Personal information
- Full name: Philip James Whelan
- Date of birth: 7 August 1972 (age 53)
- Place of birth: Reddish, England
- Height: 6 ft 4 in (1.93 m)
- Position: Defender

Youth career
- 000?–1990: Ipswich Town

Senior career*
- Years: Team / Apps / (Gls)
- 1990–1995: Ipswich Town / 81 / (2)
- 1995–1997: Middlesbrough / 22 / (1)
- 1997–2000: Oxford United / 54 / (2)
- 1999: → Rotherham United (loan) / 13 / (4)
- 2000–2003: Southend United / 100 / (6)
- Total:  / 253 / (35)

International career
- 1992–1993: England U21 / 3 / (0)

= Phil Whelan =

English footballer

Philip James Whelan (born 7 August 1972) is an English former professional footballer who played as a defender.
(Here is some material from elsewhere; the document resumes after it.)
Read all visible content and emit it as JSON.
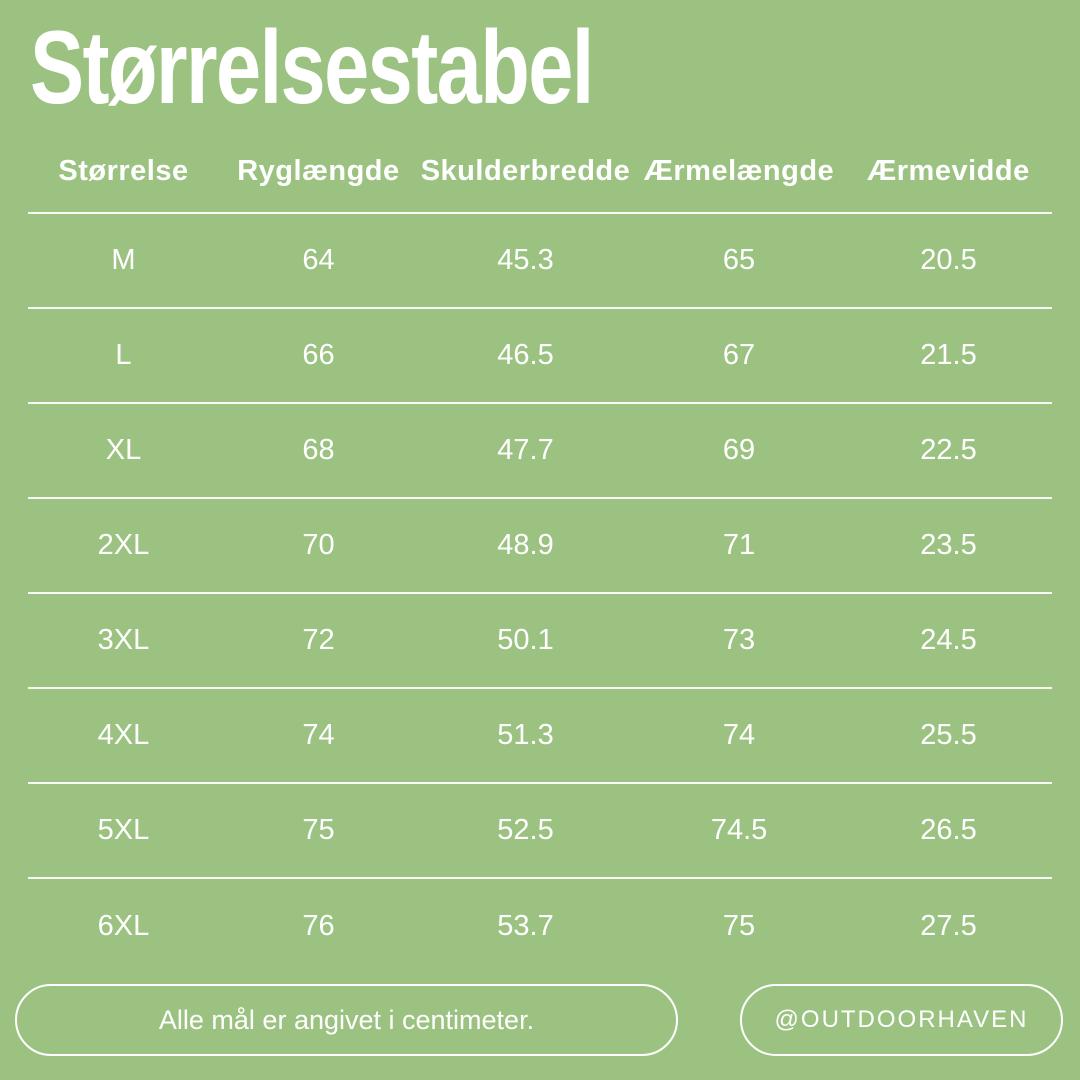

He notably played in the Premier League for Ipswich Town and Middlesbrough as well as having spells in the Football League with Oxford, Rotherham and Southend. He was capped three times by the England U21 team.

==Playing career==
Born in Reddish in Stockport, Whelan began his career at Ipswich Town, signing professional terms with the club on 2 July 1990. He made his Ipswich debut in a Full Members Cup first round match against Bristol Rovers on 2 October 1991. He spent most of the 1991–92 season playing for the reserves in the Football Combination, not making his league debut until 4 April, when he scored the first goal in a 2–1 win at Southend United. He scored again in his second match for the first team three days later as Ipswich beat Wolverhampton Wanderers 2–1 at Portman Road, although he never scored for the club again. He went on to play six more games that season, as Ipswich won Division Two, earning promotion to the new Premier League.

The following season saw Whelan become a first-team regular, playing in 32 of the club's 42 Premier League matches. He also became an England U21 international, and was a member of the Great Britain team that competed in the World Student games in July 1993, qualifying as he was completing an accountancy degree at the University of East Anglia.

In 1993–94 Whelan played 28 league matches for Ipswich, but the following season saw him restricted to 12 league appearances. In March 1995 he was sold to Middlesbrough for £300,000, with his final Ipswich game being a 3–0 defeat to Norwich City in the East Anglian Derby. After 28 appearances, he left Middlesbrough in May 1997, signing for Oxford United for £170,000. He spent three seasons at Oxford, making 51 league appearances, and also had a brief loan spell at Rotherham United towards the end of the 1998–99 season.

In the summer of 2000, Whelan signed for Southend on a free transfer. He spent three seasons at Roots Hall, playing 100 league matches, before retiring at the end of the 2002–03 season.

==Personal life==
Whelan later became a teacher and moved to Cheshire.